Il était là depuis quelques jours, quand il avait sauvé Eiolia d'une tentative de meurtre, malgré lui. C'avait été comme si une pulsion soudaine s'était emparée de lui à cet instant précis. Une envie de jouer les héros, peut-être, ou simplement le fait qu'il était alors dans le feu de l'action. Ca n'avait plus d'importance pour lui, pour quelles obscures raisons son corps s'était mis à se déplacer sans demander la permission au cerveau. Il l'avait fait, il était là. Cet acte l'avait mené ici, après un court passage au commandement du groupe EXODUS.
Il ne s'en était pas plaint durant la petite semaine qu'il avait passé auprès de Marty, Eolia, Sélena, Alicia et Will. Tous étaient très sympathiques, à l'exception du dernier, et rester avec eux lui avait ouvert les portes des archives d'EXODUS au grand complet. Il avait pu fouiller le peu d'archives papier qui s'y trouvaient, le reste étant à la bibliothèque, et il leur restait tous les documents numériques. Il y accèderait en temps voulus.
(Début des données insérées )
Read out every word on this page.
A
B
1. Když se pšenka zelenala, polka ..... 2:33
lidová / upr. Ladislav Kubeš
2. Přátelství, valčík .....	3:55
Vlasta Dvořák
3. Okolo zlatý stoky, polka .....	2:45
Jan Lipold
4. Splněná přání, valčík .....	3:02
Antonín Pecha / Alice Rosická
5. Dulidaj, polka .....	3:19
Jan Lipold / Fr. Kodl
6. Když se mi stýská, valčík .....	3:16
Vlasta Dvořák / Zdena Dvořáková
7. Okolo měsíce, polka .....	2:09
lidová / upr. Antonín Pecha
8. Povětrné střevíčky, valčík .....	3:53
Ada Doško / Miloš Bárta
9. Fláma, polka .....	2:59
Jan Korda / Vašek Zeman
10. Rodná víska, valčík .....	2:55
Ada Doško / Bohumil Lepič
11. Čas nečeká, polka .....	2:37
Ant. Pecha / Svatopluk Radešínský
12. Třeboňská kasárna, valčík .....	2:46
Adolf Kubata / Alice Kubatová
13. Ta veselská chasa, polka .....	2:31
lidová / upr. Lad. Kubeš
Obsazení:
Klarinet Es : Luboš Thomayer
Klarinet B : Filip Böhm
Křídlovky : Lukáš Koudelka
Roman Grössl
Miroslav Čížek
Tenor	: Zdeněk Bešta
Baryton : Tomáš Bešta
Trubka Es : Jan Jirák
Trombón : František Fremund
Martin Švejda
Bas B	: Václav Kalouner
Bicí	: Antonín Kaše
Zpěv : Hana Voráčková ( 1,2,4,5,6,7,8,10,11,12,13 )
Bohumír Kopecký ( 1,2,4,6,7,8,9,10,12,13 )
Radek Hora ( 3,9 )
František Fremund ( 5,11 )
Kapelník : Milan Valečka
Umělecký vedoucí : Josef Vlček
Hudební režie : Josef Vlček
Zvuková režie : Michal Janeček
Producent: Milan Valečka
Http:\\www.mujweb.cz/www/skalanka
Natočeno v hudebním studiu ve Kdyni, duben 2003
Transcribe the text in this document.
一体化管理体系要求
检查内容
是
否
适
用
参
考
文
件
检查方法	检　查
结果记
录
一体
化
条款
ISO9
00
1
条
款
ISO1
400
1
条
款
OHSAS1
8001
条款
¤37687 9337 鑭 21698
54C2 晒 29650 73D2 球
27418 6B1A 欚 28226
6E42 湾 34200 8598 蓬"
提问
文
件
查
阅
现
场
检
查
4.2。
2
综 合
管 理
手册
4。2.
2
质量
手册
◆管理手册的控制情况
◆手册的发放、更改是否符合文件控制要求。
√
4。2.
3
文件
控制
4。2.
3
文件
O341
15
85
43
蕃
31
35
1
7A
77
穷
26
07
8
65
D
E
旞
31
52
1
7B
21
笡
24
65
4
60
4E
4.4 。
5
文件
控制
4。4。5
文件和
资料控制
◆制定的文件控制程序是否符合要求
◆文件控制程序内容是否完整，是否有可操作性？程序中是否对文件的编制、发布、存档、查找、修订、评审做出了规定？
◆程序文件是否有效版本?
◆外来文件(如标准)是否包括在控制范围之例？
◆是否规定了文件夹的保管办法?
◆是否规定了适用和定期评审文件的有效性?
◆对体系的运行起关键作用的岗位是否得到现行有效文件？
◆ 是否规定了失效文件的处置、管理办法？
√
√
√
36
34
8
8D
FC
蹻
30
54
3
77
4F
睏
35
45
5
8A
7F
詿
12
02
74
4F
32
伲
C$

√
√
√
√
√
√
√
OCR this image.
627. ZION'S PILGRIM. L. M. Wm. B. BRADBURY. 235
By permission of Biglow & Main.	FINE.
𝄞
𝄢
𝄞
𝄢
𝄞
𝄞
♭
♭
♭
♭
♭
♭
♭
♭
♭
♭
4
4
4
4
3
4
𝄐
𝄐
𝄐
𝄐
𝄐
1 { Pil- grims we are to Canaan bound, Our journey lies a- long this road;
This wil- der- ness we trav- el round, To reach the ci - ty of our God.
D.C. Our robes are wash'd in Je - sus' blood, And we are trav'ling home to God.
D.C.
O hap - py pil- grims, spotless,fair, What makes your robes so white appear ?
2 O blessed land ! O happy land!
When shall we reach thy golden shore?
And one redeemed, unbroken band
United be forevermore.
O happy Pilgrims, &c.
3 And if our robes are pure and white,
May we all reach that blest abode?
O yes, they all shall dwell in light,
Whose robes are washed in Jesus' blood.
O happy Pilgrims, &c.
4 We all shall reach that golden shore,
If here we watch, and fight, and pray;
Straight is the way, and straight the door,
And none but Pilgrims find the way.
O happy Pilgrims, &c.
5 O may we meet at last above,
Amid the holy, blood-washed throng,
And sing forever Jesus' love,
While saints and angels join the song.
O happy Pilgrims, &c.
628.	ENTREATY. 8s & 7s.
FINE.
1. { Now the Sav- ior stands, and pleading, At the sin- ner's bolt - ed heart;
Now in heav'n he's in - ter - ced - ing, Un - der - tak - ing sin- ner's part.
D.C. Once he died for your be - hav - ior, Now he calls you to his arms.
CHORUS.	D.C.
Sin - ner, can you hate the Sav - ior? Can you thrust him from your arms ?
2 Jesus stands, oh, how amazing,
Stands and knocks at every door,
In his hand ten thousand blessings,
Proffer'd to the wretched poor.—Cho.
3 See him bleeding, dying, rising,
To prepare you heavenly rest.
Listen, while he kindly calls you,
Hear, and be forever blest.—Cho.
Mais désormais, pour lui, la situation était un peu différente. Il s'était fait passer pour celui qui trouva Eolia après sa tentative de meurtre. On trouvait, ensuite, les cadavres des gardes qu'il avait tués, et l'enquête était tout naturellement ouverte. Il était devenu le suspect N°1, mais aucune preuve suffisante pour le faire inculper n'avait été apportée. Il jouait avec le feu, à railler le grand lieutenant Tadéo et l'armée. Il avait fait le malin.
Maintenant, l'étau se resserait, et il serait définitivement coincé quand les analyses ADN seraient terminées. Elles ne tarderaient pas à arriver, et on viendrait prendre le sien pour comparaison. Quand le lien serait fait, il serait arrêté, jugé et probablement condamné à mort.
Il jouait son secret sur ce coup-là, et rester à EXODUS s'avérait plus dangereux que prévu.
Il jeta donc un coup d'oeil à sa petite montre : Tadéo disait être parti pour deux heures, mais il serait sûrement revenu après une heure pour le duper. Ou pas. Peut-être était-il trop sûr de lui pour jouer ce coup-là. Mais s'il le laissait seul avec les pièces, cela voudrait dire qu'il reviendrait plus tôt que prévu...
-Aaaargh, arrête de réflechir comme ça toi !
Il se donna un grand coup de paume sur le côté droit de la tête. Il décida de partir pour la bibliothèque, en pariant que l'incident de Boisclair retienne bien le grand lieutenant durant deux bonnes heures. La caméra le surveillait toujours, mais il avait des connaissances en informatique. Il se plaça dans un angle mort, trifouilla quelques câbles dans la caméra et redescendit assez vite : il venait de faire défiler en boucle les mêmes images de lui assis sur sa chaise. S'il revenait sans être vu, personne ne pourrait l'accuser d'être parti et d'avoir pénétré illégalement dans la bibliothèque centrale de Quantopolis.
Il plaça ses deux poings sur ses hanches, satisfait du résultat. Il rit même, doucement pour ne pas attirer l'attention de l'exterieur, mais de bon coeur quand même.
-Oups, pardon, dit-il en posant une main sur sa bouche. On va éviter de crier victoire trop vite. Si je me loupe et qu'on me voit chercher certaines choses, c'est comme si j'avais avoué.
Il se tourna vers la porte. Elle était fermée à clef, mais peu de choses resistaient aux doigts agiles et à l'intelligence habile du dernier prince lazarien. Il secoua donc la porte qui, comme il s'en était douté en entendant Tadéo la fermer, avait du jeu. Un coup vers le haut, un coup vers le bas, et il était libre de sortir et d'aller où il voulait.